Reshaping the services they provide to acknowledge the changes brought about by
a growing elderly population and chronic illness. Developing Community or
cottage hospitals. Centres for integrated care. Contracting for
partnerships to run such hospitals between the private, third and public
sectors.
Indeed by ensuring more frail elderly people receive
proper care and appropriate medical support in the community will enable
hospitals to concentrate their skill in tackling the more difficult and
problematic diseases and advancing the boundaries of medical science.
So who needs to do what?
There are hundreds of well resourced, professional
charities. World leaders. Masters of innovation. Close to their members and
communities. Advocates and champions of patients. Experts and repositories of
knowledge. We need to commission them more. It is by growing the charity
and social enterprise sector that we can help to start that shift in resources
to prevention and community support.
It will require the new CCGs to actively revise their
commissioning policies and strategy. To contract differently. To look at
what is being spent on the frail elderly and on dementia, and demand that it is
done better.

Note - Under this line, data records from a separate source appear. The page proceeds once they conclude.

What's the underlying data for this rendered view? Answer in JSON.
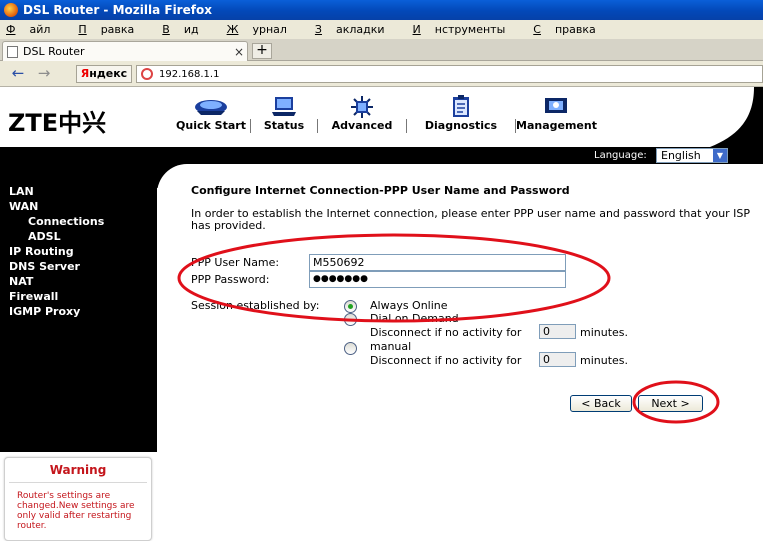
{
  "browser": {
    "window_title": "DSL Router - Mozilla Firefox",
    "menu": [
      {
        "label": "Файл",
        "u": "Ф",
        "rest": "айл"
      },
      {
        "label": "Правка",
        "u": "П",
        "rest": "равка"
      },
      {
        "label": "Вид",
        "u": "В",
        "rest": "ид"
      },
      {
        "label": "Журнал",
        "u": "Ж",
        "rest": "урнал"
      },
      {
        "label": "Закладки",
        "u": "З",
        "rest": "акладки"
      },
      {
        "label": "Инструменты",
        "u": "И",
        "rest": "нструменты"
      },
      {
        "label": "Справка",
        "u": "С",
        "rest": "правка"
      }
    ],
    "tab_title": "DSL Router",
    "tab_close": "×",
    "new_tab": "+",
    "back_glyph": "←",
    "forward_glyph": "→",
    "yandex_first": "Я",
    "yandex_rest": "ндекс",
    "url": "192.168.1.1"
  },
  "router": {
    "logo": "ZTE中兴",
    "nav": [
      {
        "label": "Quick Start",
        "icon": "quick-start-icon"
      },
      {
        "label": "Status",
        "icon": "status-icon"
      },
      {
        "label": "Advanced",
        "icon": "advanced-icon"
      },
      {
        "label": "Diagnostics",
        "icon": "diagnostics-icon"
      },
      {
        "label": "Management",
        "icon": "management-icon"
      }
    ],
    "language_label": "Language:",
    "language_value": "English"
  },
  "sidebar": {
    "items": [
      "LAN",
      "WAN",
      "Connections",
      "ADSL",
      "IP Routing",
      "DNS Server",
      "NAT",
      "Firewall",
      "IGMP Proxy"
    ]
  },
  "warning": {
    "title": "Warning",
    "text": "Router's settings are changed.New settings are only valid after restarting router."
  },
  "main": {
    "title": "Configure Internet Connection-PPP User Name and Password",
    "intro": "In order to establish the Internet connection, please enter PPP user name and password that your ISP has provided.",
    "username_label": "PPP User Name:",
    "username_value": "M550692",
    "password_label": "PPP Password:",
    "password_value": "●●●●●●●",
    "session_label": "Session established by:",
    "opt_always": "Always Online",
    "opt_demand": "Dial on Demand",
    "disconnect_text": "Disconnect if no activity for",
    "demand_minutes": "0",
    "opt_manual": "manual",
    "manual_minutes": "0",
    "minutes_label": "minutes.",
    "back_label": "< Back",
    "next_label": "Next >"
  },
  "colors": {
    "annotation": "#e0101a",
    "warning_text": "#c4161c",
    "radio_checked": "#21a121"
  }
}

To review spend on long-term conditions and to seek alternative
approaches. To work with local councils to develop public health strategies
that promote wellbeing.
We need the 19 commissioning support units to actively
promote the third sector and to provide practical support to CCGs who want to
engage with that sector.
And the new National Commissioning Board could be key to
encouraging a culture of change and innovation, rather than rules adherence and
risk avoidance. Will it?
I think that local councils could play a significant role
in demanding change. We need the new Health and Well Being boards to flex their
muscles. Few in the health system have understood that a determined HWB could
be an engine for change and a powerful push to challenge complacency. They need
to challenge and take on the power of vested interests in favour of their
communities.
And what of the politicians? Both parties are showing a
timidity of approach and a lack of courage in confronting challenges.
Competition is not a disease. Well managed and regulated competition opens up
choices. It delivers better for citizens and taxpayers. So let's encourage
people to exercise choice and encourage challenge from patients and citizens.

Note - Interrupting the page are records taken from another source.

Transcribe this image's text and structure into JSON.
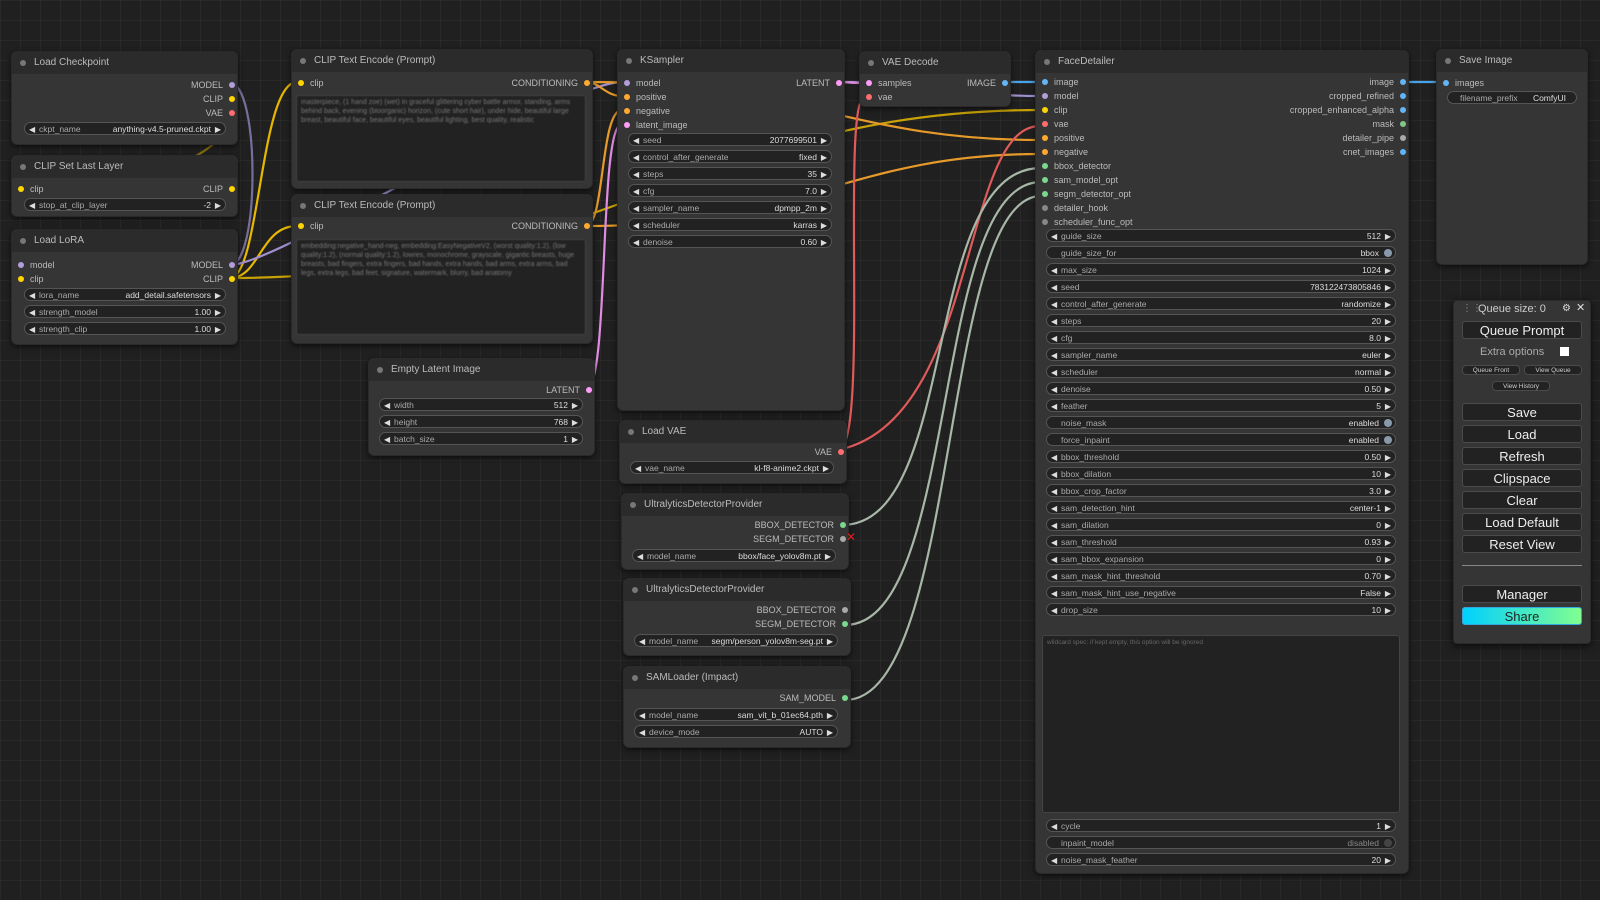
{
  "nodes": {
    "load_checkpoint": {
      "title": "Load Checkpoint",
      "outputs": [
        "MODEL",
        "CLIP",
        "VAE"
      ],
      "ckpt_label": "ckpt_name",
      "ckpt_value": "anything-v4.5-pruned.ckpt"
    },
    "clip_set_last_layer": {
      "title": "CLIP Set Last Layer",
      "input": "clip",
      "output": "CLIP",
      "w_label": "stop_at_clip_layer",
      "w_value": "-2"
    },
    "load_lora": {
      "title": "Load LoRA",
      "inputs": [
        "model",
        "clip"
      ],
      "outputs": [
        "MODEL",
        "CLIP"
      ],
      "widgets": [
        {
          "label": "lora_name",
          "value": "add_detail.safetensors"
        },
        {
          "label": "strength_model",
          "value": "1.00"
        },
        {
          "label": "strength_clip",
          "value": "1.00"
        }
      ]
    },
    "clip_text_pos": {
      "title": "CLIP Text Encode (Prompt)",
      "input": "clip",
      "output": "CONDITIONING",
      "text": "masterpiece, (1 hand zoe) (wet) in graceful glittering cyber battle armor, standing, arms behind back, evening (bioorganic) horizon, (cute short hair), under hide, beautiful large breast, beautiful face, beautiful eyes, beautiful lighting, best quality, realistic"
    },
    "clip_text_neg": {
      "title": "CLIP Text Encode (Prompt)",
      "input": "clip",
      "output": "CONDITIONING",
      "text": "embedding:negative_hand-neg, embedding:EasyNegativeV2, (worst quality:1.2), (low quality:1.2), (normal quality:1.2), lowres, monochrome, grayscale, gigantic breasts, huge breasts, bad fingers, extra fingers, bad hands, extra hands, bad arms, extra arms, bad legs, extra legs, bad feet, signature, watermark, blurry, bad anatomy"
    },
    "empty_latent": {
      "title": "Empty Latent Image",
      "output": "LATENT",
      "widgets": [
        {
          "label": "width",
          "value": "512"
        },
        {
          "label": "height",
          "value": "768"
        },
        {
          "label": "batch_size",
          "value": "1"
        }
      ]
    },
    "ksampler": {
      "title": "KSampler",
      "inputs": [
        "model",
        "positive",
        "negative",
        "latent_image"
      ],
      "output": "LATENT",
      "widgets": [
        {
          "label": "seed",
          "value": "2077699501"
        },
        {
          "label": "control_after_generate",
          "value": "fixed"
        },
        {
          "label": "steps",
          "value": "35"
        },
        {
          "label": "cfg",
          "value": "7.0"
        },
        {
          "label": "sampler_name",
          "value": "dpmpp_2m"
        },
        {
          "label": "scheduler",
          "value": "karras"
        },
        {
          "label": "denoise",
          "value": "0.60"
        }
      ]
    },
    "load_vae": {
      "title": "Load VAE",
      "output": "VAE",
      "w_label": "vae_name",
      "w_value": "kl-f8-anime2.ckpt"
    },
    "ultra1": {
      "title": "UltralyticsDetectorProvider",
      "outputs": [
        "BBOX_DETECTOR",
        "SEGM_DETECTOR"
      ],
      "w_label": "model_name",
      "w_value": "bbox/face_yolov8m.pt"
    },
    "ultra2": {
      "title": "UltralyticsDetectorProvider",
      "outputs": [
        "BBOX_DETECTOR",
        "SEGM_DETECTOR"
      ],
      "w_label": "model_name",
      "w_value": "segm/person_yolov8m-seg.pt"
    },
    "samloader": {
      "title": "SAMLoader (Impact)",
      "output": "SAM_MODEL",
      "widgets": [
        {
          "label": "model_name",
          "value": "sam_vit_b_01ec64.pth"
        },
        {
          "label": "device_mode",
          "value": "AUTO"
        }
      ]
    },
    "vae_decode": {
      "title": "VAE Decode",
      "inputs": [
        "samples",
        "vae"
      ],
      "output": "IMAGE"
    },
    "face_detailer": {
      "title": "FaceDetailer",
      "inputs": [
        "image",
        "model",
        "clip",
        "vae",
        "positive",
        "negative",
        "bbox_detector",
        "sam_model_opt",
        "segm_detector_opt",
        "detailer_hook",
        "scheduler_func_opt"
      ],
      "outputs": [
        "image",
        "cropped_refined",
        "cropped_enhanced_alpha",
        "mask",
        "detailer_pipe",
        "cnet_images"
      ],
      "widgets": [
        {
          "label": "guide_size",
          "value": "512",
          "kind": "num"
        },
        {
          "label": "guide_size_for",
          "value": "bbox",
          "kind": "toggle"
        },
        {
          "label": "max_size",
          "value": "1024",
          "kind": "num"
        },
        {
          "label": "seed",
          "value": "783122473805846",
          "kind": "num"
        },
        {
          "label": "control_after_generate",
          "value": "randomize",
          "kind": "num"
        },
        {
          "label": "steps",
          "value": "20",
          "kind": "num"
        },
        {
          "label": "cfg",
          "value": "8.0",
          "kind": "num"
        },
        {
          "label": "sampler_name",
          "value": "euler",
          "kind": "num"
        },
        {
          "label": "scheduler",
          "value": "normal",
          "kind": "num"
        },
        {
          "label": "denoise",
          "value": "0.50",
          "kind": "num"
        },
        {
          "label": "feather",
          "value": "5",
          "kind": "num"
        },
        {
          "label": "noise_mask",
          "value": "enabled",
          "kind": "toggle"
        },
        {
          "label": "force_inpaint",
          "value": "enabled",
          "kind": "toggle"
        },
        {
          "label": "bbox_threshold",
          "value": "0.50",
          "kind": "num"
        },
        {
          "label": "bbox_dilation",
          "value": "10",
          "kind": "num"
        },
        {
          "label": "bbox_crop_factor",
          "value": "3.0",
          "kind": "num"
        },
        {
          "label": "sam_detection_hint",
          "value": "center-1",
          "kind": "num"
        },
        {
          "label": "sam_dilation",
          "value": "0",
          "kind": "num"
        },
        {
          "label": "sam_threshold",
          "value": "0.93",
          "kind": "num"
        },
        {
          "label": "sam_bbox_expansion",
          "value": "0",
          "kind": "num"
        },
        {
          "label": "sam_mask_hint_threshold",
          "value": "0.70",
          "kind": "num"
        },
        {
          "label": "sam_mask_hint_use_negative",
          "value": "False",
          "kind": "num"
        },
        {
          "label": "drop_size",
          "value": "10",
          "kind": "num"
        }
      ],
      "wildcard_placeholder": "wildcard spec: if kept empty, this option will be ignored",
      "bottom_widgets": [
        {
          "label": "cycle",
          "value": "1",
          "kind": "num"
        },
        {
          "label": "inpaint_model",
          "value": "disabled",
          "kind": "toggle-off"
        },
        {
          "label": "noise_mask_feather",
          "value": "20",
          "kind": "num"
        }
      ]
    },
    "save_image": {
      "title": "Save Image",
      "input": "images",
      "w_label": "filename_prefix",
      "w_value": "ComfyUI"
    }
  },
  "queue": {
    "size_label": "Queue size: 0",
    "queue_prompt": "Queue Prompt",
    "extra_options": "Extra options",
    "queue_front": "Queue Front",
    "view_queue": "View Queue",
    "view_history": "View History",
    "save": "Save",
    "load": "Load",
    "refresh": "Refresh",
    "clipspace": "Clipspace",
    "clear": "Clear",
    "load_default": "Load Default",
    "reset_view": "Reset View",
    "manager": "Manager",
    "share": "Share"
  },
  "colors": {
    "model": "#b39ddb",
    "clip": "#ffd500",
    "vae": "#ff6e6e",
    "conditioning": "#ffa931",
    "latent": "#ff9cf9",
    "image": "#64b5f6",
    "detector": "#7bd88f",
    "mask": "#81c784"
  }
}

That means being open to different sectors and using competition as a force to
promote choice. I don't believe in competition being forced on the health
service but I do believe in citizens demanding that when they see bad provision
they secure change. If that means charities or the independent sector provide
more, then so be it. It's bottom-up reform. It's the power of challenge to
entrenched interests that could see reform and the Parties need to promote and
encourage that. We cannot support notions of the NHS as a "preferred
provider" in the wake of Francis. That would be to assume the
interest of the provider is more important than that of the citizen and
patient. It is that culture we must change.

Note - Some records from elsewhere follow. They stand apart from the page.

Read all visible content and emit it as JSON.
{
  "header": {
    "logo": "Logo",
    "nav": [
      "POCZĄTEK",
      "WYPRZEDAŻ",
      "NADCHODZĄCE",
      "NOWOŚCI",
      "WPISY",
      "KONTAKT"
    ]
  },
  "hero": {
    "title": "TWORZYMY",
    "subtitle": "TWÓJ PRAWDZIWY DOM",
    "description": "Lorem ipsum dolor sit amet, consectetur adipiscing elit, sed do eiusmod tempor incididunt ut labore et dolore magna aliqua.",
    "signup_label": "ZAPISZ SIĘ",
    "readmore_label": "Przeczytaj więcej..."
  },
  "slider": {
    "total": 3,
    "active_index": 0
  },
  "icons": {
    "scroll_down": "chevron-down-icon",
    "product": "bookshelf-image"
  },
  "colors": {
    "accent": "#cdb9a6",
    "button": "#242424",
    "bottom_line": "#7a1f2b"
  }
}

In the choice and competition report of the listening
exercise we recommended a statutory right to challenge (as enshrined in local
government law). We need that done now.
But this also means the third sector needs to
reflect on whether its own organisation and structures meet the new
commissioning world. We need to do more to promote consortia working and
alliances amongst charities and social enterprises. That might be amongst like
charities at national and at local level. Or with private and public sector
providers, including direct work with hospitals.
That is the work ACEVO will be doing; with our members
and with partners like the NHS Alliance, NAPC, the Foundation Trust Network and
colleagues in our sector.
Is there a “wind of change" in the NHS? We can see
the signs. But now we need Government and Opposition to wake up to their
leadership role in being radical for reform.